Il leva devant lui quelque chose qui ressemblait à un briquet argenté et l’alluma. Le réverbère le plus proche s’éteignit alors en produisant un petit claquement sec. Maugrey actionna à nouveau le briquet et le réverbère suivant s’éteignit à son tour. Il continua ainsi jusqu’à ce que toutes les lampes de la place se soient éteintes. Les seules lumières qui demeuraient provenaient de fenêtres masquées par des rideaux et de la lune en lame de faucille qui brillait au-dessus d’eux.
– J’ai emprunté ça à Dumbledore, grogna Maugrey en remettant l’Éteignoir dans sa poche. Comme ça, les Moldus ne pourront plus rien voir par leurs fenêtres, tu comprends ? Et maintenant, viens vite.
Il prit Harry par le bras et l’entraîna sur le trottoir d’en face. Lupin et Tonks suivaient en portant sa valise. Le reste de la garde, baguettes brandies, les encadrait.
Le son étouffé d’une chaîne stéréo s’élevait d’une fenêtre, au dernier étage de la maison voisine. Un tas de sacs-poubelle, derrière la porte cassée, dégageait une odeur âcre d’ordures en décomposition.
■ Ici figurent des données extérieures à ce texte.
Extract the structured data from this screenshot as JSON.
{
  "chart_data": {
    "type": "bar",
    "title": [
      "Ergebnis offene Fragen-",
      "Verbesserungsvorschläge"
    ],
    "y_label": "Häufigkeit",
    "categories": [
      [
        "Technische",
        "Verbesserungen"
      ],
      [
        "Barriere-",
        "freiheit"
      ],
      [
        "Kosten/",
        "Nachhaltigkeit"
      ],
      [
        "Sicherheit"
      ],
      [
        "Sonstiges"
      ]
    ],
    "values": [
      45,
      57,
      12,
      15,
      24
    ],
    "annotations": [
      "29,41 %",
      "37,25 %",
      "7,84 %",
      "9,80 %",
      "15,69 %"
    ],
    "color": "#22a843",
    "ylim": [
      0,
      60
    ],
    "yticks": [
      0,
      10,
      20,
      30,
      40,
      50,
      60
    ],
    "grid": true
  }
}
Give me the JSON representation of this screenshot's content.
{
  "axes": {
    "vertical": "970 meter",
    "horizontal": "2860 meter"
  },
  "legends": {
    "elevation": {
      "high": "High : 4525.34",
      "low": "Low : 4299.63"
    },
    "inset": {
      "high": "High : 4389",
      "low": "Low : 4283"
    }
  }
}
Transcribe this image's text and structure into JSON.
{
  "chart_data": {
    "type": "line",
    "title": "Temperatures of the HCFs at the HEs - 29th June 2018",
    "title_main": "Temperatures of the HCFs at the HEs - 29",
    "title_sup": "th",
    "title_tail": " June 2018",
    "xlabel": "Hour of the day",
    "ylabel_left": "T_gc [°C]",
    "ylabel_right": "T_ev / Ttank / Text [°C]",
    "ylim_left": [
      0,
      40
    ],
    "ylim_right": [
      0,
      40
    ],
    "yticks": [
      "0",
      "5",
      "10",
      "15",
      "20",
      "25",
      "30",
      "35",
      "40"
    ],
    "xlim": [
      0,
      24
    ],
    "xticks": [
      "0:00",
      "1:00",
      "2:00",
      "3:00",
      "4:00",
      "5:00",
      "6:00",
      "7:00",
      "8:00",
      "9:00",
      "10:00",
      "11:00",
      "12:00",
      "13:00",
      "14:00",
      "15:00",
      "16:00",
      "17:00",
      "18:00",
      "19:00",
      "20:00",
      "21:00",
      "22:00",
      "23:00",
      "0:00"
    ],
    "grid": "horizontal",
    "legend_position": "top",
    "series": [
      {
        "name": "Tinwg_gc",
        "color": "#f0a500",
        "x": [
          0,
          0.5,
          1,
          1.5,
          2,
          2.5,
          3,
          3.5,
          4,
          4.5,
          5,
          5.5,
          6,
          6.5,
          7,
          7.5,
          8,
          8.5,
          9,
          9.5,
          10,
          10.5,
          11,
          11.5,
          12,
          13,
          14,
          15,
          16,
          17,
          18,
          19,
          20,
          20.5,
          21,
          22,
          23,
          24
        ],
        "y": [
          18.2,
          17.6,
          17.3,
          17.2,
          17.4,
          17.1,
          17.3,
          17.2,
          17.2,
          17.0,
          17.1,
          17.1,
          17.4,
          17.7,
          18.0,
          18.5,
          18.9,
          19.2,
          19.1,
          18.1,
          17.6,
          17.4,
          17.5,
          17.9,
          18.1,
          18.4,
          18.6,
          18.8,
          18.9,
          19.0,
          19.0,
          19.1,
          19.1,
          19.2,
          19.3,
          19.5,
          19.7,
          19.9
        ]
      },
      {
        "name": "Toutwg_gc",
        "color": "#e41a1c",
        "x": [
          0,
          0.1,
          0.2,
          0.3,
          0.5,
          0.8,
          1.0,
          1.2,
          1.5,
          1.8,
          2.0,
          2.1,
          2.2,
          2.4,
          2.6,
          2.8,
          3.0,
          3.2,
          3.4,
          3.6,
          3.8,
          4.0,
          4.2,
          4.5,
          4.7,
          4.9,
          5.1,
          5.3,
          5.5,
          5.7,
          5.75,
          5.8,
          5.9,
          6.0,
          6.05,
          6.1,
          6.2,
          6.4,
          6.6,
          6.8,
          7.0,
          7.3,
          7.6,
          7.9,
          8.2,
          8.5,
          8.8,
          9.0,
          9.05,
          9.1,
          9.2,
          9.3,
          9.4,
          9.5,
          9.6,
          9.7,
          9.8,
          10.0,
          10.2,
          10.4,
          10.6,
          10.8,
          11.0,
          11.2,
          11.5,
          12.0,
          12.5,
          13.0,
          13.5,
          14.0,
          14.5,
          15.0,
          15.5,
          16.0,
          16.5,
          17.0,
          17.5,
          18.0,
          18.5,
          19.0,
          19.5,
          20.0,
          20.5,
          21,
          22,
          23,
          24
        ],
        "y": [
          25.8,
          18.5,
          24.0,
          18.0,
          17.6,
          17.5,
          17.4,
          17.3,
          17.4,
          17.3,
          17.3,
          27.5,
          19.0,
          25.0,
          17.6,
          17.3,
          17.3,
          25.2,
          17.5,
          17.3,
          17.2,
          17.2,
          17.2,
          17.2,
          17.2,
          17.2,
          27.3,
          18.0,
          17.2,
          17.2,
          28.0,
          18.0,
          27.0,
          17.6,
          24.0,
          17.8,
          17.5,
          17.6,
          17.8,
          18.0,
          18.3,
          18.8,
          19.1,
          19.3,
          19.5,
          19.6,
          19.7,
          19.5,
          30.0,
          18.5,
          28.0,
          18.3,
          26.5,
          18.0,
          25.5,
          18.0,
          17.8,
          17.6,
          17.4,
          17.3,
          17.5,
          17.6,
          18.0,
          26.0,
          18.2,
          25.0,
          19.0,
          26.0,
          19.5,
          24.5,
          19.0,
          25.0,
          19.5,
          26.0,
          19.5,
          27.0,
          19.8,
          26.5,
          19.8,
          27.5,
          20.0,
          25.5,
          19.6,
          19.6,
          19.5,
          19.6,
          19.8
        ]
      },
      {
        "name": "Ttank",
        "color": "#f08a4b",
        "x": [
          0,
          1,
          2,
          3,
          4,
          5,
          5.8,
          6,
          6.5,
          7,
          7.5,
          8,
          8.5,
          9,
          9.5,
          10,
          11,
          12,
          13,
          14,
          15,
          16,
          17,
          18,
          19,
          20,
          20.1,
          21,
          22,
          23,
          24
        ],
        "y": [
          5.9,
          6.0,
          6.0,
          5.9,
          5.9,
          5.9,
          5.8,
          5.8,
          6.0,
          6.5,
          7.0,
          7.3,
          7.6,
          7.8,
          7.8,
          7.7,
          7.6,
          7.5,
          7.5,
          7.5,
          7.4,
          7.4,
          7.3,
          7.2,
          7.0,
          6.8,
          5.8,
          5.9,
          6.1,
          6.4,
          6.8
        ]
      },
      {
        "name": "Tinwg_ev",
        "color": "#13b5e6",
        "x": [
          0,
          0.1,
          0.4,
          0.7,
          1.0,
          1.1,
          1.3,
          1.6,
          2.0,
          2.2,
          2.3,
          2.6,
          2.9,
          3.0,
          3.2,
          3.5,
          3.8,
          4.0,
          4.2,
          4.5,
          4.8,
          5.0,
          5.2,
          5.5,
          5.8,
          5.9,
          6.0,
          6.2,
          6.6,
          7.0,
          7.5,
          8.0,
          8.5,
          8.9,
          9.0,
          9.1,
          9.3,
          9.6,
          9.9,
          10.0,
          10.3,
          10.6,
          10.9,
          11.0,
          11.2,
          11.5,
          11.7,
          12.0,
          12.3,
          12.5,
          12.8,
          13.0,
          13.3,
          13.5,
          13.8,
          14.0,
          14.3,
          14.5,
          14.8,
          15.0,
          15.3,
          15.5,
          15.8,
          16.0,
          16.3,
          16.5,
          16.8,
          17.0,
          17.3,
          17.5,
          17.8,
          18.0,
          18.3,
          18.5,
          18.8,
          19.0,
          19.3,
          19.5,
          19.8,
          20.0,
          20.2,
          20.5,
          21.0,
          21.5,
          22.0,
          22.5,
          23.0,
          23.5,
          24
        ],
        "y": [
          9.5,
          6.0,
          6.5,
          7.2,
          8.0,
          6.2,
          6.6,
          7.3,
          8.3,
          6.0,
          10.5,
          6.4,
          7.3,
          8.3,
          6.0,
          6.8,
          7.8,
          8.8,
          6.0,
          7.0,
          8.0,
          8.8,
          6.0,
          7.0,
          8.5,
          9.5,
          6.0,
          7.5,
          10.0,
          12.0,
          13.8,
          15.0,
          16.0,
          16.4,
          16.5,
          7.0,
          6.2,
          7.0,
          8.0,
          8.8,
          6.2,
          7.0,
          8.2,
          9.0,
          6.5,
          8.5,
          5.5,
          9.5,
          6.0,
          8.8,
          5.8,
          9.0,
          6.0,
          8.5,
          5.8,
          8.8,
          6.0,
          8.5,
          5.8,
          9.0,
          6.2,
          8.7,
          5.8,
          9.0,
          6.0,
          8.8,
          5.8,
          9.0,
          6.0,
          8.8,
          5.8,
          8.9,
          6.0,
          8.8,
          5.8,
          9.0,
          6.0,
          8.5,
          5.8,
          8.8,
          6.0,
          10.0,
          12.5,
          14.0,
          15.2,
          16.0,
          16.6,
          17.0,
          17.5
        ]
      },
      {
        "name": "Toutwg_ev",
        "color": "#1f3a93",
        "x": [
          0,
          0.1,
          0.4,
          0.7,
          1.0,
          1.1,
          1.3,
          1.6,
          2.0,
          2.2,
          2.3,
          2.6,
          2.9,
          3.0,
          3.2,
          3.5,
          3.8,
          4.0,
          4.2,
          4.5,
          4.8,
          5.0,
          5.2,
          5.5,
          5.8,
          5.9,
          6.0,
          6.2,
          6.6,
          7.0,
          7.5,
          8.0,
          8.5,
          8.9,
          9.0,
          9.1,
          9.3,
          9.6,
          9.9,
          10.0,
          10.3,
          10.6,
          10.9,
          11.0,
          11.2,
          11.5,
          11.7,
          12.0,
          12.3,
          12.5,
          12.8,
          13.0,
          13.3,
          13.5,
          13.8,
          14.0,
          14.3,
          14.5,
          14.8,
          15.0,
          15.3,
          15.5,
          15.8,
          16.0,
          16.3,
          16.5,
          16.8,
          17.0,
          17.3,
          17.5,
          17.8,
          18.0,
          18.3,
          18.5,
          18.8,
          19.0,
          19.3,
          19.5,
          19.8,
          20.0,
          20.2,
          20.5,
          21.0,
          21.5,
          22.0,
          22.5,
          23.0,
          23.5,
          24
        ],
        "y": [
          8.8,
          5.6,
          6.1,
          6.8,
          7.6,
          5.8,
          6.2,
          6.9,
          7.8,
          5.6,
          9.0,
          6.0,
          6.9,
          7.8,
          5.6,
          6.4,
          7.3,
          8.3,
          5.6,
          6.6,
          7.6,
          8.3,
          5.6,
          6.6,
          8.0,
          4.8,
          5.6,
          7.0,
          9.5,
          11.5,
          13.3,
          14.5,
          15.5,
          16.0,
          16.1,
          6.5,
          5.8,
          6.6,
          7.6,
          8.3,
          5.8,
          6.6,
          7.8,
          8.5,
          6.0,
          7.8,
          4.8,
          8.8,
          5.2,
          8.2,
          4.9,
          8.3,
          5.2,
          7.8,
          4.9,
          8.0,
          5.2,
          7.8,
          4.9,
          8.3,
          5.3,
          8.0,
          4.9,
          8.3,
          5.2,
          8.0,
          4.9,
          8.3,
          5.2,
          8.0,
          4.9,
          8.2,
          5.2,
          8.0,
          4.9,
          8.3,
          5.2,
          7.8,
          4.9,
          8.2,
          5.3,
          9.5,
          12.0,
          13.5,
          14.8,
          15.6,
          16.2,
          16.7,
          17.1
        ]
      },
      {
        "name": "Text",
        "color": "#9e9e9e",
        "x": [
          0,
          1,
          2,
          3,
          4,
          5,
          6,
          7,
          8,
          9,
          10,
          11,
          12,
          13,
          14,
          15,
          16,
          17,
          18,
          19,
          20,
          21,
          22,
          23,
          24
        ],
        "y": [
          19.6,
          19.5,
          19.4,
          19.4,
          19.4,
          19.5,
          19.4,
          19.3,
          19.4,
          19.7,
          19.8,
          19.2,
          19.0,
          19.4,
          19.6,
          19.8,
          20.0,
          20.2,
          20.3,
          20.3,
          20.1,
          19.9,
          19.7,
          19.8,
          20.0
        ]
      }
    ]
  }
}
– C’est là, murmura Maugrey.
Il tendit un morceau de parchemin à Harry, toujours désillusionné, et l’éclaira de sa baguette allumée pour qu’il puisse voir ce qui y était écrit.
– Lis ça et inscris-le dans ta mémoire.
Harry regarda le morceau de papier. L’écriture étroite lui était vaguement familière. Il lut : « Le quartier général de l’Ordre du Phénix se trouve au 12, square Grimmaurd, Londres. »
4. 12, SQUARE GRIMMAURD
– Qu’est-ce que c’est, l’Ordre du… ? commença Harry.
– Pas ici, mon garçon ! grogna Maugrey. Attends d’être entré !
Il reprit le morceau de parchemin et y mit le feu du bout de sa baguette magique. Tandis que le message s’enflammait et voletait en cendres vers le sol, Harry regarda à nouveau les maisons autour de lui. Ils se trouvaient devant le numéro 11. À gauche, il vit le numéro 10, à droite, le numéro 13.
– Mais où est le… ?
– Pense à ce que tu viens de lire, dit Lupin à voix basse.
Harry obéit et, à peine s’était-il répété les mots « 12, square Grimmaurd », qu’une vieille porte délabrée surgit de nulle part entre les numéros 11 et 13. Des murs décrépis aux fenêtres crasseuses apparurent à leur tour. C’était comme si une nouvelle maison avait soudain écarté les deux autres pour se glisser entre elles. Harry la contempla bouche bée. On entendait toujours les pulsations de la musique, au numéro 11. Apparemment, les Moldus qui habitaient là ne s’étaient aperçus de rien.